My mom and dad are crazy, they told me I was lazy, they told me that I stink and got the hose and tried to bathe me, I said "lord Jesus save me" he said "from what my lady" I told him "I'm a boy" he said "your angel didn't page me" I said "you seen her lately" he said "yes, she's in Haiti" he also said "come on now kid you'll also have a baby, they're not all sweet as daisies!"
Psychopath Parents
I didn't like the poem very much. Sorry!
I felt like the rhyming was not executed , and that the writing was all just a bunch of silly nonsense and blabbering. You didn't get the point across and the title wasn't fitting for your poem. However , it was funny and quirky. Keep trying !

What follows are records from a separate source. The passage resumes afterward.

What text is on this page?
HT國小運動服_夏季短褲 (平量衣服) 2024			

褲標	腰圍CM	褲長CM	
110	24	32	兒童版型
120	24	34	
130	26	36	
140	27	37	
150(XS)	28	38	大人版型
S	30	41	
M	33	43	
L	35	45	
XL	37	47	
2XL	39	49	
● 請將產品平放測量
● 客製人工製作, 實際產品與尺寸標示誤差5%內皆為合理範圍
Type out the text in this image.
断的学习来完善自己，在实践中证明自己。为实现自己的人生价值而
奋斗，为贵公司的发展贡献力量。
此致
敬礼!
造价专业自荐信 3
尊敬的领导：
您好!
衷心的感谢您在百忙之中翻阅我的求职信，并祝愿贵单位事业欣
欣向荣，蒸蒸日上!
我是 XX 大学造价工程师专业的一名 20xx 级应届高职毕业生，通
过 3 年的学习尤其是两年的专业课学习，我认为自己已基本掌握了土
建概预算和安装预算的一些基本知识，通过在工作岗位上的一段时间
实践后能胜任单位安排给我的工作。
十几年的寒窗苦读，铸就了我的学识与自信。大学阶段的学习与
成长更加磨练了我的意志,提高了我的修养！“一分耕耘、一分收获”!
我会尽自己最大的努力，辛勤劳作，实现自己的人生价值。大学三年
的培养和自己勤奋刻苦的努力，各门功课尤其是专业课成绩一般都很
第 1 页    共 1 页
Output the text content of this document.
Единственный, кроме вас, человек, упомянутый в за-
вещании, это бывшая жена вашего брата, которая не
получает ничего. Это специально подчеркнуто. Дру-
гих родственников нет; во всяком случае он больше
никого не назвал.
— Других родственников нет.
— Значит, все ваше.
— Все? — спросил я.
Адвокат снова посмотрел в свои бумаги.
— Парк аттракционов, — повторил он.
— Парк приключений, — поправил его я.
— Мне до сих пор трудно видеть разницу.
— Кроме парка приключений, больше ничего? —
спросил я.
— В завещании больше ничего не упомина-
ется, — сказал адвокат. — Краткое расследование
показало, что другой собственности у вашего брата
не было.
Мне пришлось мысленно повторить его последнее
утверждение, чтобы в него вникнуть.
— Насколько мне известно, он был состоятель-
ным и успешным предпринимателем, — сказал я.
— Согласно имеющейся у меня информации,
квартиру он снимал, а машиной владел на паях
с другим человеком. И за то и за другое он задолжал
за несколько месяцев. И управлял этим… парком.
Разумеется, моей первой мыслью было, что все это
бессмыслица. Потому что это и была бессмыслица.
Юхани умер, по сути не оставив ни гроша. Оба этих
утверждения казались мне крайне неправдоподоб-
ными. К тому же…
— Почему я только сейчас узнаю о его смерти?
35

I also apologize if I have offended you. I am not trying to be mean , I am only telling you what you can improve on to make you a better writer.
i like the rhyming. and the poem i thought it was funny. but i thought the wording was a little off in the second line "and got the hose and tried to bathe me" but i liked it a lot
I found this amusing:) It sounded like a Bob Dylen song lol.
My only sugestion is that it was a little difficult to read. The ""e" was a little confusing.
But I like it :)
The "e thing is a technical error, it does it on my poem which is right after this one!! I didn't like the rhymes and personally I didn't like the poem all that much but points for effort! Sorry if my criticism is kinda harsh.